Em geral, essas disputas ocorrem contra empresas do agronegócio, como é o caso dos quilombos do Espírito Santo, sul da Bahia e Santa Catarina. Outras situações envolvem indígenas, quilombolas e assentamentos. E há quilombos, ainda, em terras dos governos estaduais. Além da questão da posse da terra, outro tema apresentado é a sustentabilidade dos quilombos e a preservação ambiental. No caso de algumas comunidades no Norte, há conflitos com outros órgãos governamentais, como é o caso do Ibama.

Mas a diretora da Federação de Órgãos para Assistência Social e Educacional (Fase), Maria Emília Pacheco, afirma que “o zoneamento agroecológico concluiu que as atividades dos(as) quilombolas – agricultura de subsistência, caça, pesca e exploração extrativista, com destaque para a castanha –, pelas suas peculiaridades preservacionistas, vêm sendo desenvolvidas aproximadamente há um século na região sem causar prejuízos ambientais a esse patrimônio natural legado pelos seus ancestrais”.

“Não podemos vender nada. Ficamos aqui oprimidos. Hoje, quando se fala de alimentação, tudo ficou mais difícil. Podemos dizer que não temos direito ao alimento. Se a gente sai com dois quilos, prendem. Se sai com vinte quilos, prendem. Eu já cansei de roubar o que é meu para comer.” A declaração é de um quilombola de área considerada de conservação.

“Muitas coisas a gente não tinha no quilombo. Hoje temos telefone e outras coisas que ajudam a vida da gente. Temos um grupo grande que mexe com banana. Até temos um caminhão, que sai fretado de banana para São Paulo”, conta Nilzete Rodrigues, do quilombo de Ivaporunduva (SP), titulado em 2003.

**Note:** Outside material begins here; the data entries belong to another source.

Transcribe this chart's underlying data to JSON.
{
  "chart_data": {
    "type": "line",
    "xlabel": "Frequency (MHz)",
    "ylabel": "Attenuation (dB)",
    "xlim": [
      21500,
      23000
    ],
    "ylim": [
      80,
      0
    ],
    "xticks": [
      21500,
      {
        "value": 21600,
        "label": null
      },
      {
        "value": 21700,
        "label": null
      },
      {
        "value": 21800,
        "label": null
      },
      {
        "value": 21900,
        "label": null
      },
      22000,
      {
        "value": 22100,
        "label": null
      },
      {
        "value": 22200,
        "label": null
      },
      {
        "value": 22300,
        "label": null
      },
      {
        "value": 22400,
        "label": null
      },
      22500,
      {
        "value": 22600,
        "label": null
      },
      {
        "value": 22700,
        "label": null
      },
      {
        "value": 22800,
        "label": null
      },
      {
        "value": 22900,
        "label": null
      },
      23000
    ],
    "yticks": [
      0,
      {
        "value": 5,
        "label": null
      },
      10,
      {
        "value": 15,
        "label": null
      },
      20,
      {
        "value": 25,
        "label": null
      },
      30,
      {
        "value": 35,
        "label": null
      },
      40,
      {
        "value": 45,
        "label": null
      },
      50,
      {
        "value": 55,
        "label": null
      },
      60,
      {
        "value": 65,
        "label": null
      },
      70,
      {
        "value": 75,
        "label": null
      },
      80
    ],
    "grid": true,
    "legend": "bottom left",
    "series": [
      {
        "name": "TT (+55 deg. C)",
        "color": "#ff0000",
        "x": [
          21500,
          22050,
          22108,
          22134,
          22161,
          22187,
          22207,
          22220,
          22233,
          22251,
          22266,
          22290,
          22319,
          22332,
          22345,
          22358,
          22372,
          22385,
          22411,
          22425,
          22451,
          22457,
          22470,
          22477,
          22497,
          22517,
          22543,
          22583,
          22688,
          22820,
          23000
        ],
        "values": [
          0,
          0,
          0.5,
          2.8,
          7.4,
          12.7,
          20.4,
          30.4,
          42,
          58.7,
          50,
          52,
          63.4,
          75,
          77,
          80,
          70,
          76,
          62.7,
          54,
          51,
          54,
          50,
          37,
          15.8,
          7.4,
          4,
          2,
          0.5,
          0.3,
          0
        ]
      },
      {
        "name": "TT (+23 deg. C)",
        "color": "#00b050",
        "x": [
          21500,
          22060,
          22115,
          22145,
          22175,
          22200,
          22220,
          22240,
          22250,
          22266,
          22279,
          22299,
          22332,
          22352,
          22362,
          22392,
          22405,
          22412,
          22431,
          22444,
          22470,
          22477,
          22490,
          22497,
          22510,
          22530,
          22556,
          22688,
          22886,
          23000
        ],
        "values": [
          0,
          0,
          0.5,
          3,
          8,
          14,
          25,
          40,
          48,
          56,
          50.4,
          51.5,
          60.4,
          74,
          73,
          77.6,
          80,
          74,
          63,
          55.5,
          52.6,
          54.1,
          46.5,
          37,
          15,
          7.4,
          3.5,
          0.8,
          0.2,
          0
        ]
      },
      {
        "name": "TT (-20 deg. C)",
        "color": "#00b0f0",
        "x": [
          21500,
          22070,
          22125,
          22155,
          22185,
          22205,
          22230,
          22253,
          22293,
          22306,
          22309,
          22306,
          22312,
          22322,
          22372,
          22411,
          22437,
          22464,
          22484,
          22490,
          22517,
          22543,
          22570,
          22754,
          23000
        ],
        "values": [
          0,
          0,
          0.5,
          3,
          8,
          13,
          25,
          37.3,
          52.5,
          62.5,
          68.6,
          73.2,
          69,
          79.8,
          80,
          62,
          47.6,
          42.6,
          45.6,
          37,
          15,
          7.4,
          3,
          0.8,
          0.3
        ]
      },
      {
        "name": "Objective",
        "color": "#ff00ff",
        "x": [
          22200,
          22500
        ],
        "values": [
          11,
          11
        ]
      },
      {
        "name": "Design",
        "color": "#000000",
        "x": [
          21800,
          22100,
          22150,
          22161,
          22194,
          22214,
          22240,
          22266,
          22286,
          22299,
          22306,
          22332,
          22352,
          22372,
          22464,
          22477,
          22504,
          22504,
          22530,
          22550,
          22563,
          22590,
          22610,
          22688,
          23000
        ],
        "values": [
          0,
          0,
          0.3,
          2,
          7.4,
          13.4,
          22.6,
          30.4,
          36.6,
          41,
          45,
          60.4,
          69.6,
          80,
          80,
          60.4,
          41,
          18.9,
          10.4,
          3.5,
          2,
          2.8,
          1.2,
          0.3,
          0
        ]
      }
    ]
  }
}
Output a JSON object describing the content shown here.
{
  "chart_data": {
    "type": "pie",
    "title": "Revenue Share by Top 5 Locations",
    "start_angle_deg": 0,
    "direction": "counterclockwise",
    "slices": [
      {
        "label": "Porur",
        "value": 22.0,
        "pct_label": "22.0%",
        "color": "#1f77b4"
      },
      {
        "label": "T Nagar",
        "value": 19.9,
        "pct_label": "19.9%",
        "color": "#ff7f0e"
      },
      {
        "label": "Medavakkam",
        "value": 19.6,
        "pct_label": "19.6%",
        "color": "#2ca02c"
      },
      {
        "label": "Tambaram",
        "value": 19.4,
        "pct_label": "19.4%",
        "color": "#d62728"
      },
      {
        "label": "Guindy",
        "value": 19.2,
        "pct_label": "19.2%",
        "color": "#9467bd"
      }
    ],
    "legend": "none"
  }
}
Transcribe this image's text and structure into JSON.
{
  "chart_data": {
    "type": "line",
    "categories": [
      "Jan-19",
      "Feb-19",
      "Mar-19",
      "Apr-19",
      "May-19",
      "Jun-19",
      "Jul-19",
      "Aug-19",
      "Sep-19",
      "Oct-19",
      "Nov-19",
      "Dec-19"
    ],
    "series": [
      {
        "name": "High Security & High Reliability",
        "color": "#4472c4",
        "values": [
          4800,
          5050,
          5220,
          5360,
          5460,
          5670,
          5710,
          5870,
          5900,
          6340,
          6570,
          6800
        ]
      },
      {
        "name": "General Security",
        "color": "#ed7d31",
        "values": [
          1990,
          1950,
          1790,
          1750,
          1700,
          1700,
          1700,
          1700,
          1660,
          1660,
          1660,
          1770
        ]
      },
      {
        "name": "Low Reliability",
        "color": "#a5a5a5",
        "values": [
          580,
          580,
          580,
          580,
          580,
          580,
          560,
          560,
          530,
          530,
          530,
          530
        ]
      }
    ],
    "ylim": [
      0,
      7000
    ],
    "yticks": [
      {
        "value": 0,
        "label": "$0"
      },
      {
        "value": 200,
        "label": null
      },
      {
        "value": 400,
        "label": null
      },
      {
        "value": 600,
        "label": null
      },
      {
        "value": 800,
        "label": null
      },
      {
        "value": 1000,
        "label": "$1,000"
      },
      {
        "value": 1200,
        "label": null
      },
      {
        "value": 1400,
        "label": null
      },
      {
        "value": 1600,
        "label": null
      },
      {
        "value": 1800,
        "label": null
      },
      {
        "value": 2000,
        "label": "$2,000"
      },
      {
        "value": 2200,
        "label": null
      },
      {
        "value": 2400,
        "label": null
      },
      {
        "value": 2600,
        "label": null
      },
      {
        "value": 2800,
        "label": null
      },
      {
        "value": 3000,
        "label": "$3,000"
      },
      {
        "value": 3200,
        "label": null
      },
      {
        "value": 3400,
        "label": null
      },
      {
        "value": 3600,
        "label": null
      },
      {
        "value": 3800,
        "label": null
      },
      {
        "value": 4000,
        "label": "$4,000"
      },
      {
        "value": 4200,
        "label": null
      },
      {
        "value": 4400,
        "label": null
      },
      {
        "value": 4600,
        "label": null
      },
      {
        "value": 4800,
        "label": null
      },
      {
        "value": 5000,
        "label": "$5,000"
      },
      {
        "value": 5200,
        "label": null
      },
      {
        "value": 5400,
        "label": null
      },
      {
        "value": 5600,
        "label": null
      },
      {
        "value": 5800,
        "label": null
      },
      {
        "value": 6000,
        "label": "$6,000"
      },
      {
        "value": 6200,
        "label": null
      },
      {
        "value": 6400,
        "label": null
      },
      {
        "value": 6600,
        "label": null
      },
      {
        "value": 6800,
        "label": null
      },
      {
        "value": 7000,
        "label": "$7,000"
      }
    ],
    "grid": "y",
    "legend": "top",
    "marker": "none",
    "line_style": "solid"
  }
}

Em parceria com o Instituto Socioambiental (ISA), a comunidade de Ivaporunduva desenvolve uma série de projetos em busca de alternativas de manejo de seus recursos naturais e de geração de renda. São desenvolvidos projetos de plantação de banana orgânica, produção de artesanato com palha de bananeira, repovoamento do palmiteiro juçara e coleta seletiva de lixo.

Quando o direito à terra é garantido, as comunidades avançam, progridem e desenvolvem projetos. A situação dos quilombos hoje pode ser contada com vitórias e derrotas. Conclui-se que o caminho ainda é longo para a garantia dos direitos dessas comunidades e não basta vontade política, já que são muitas questões e interesses envolvidos. Mas a boa notícia é que o governo assume que há uma dívida do Estado brasileiro com esses grupos e quer resolver, e as comunidades seguem se organizando e conscientes de seus direitos.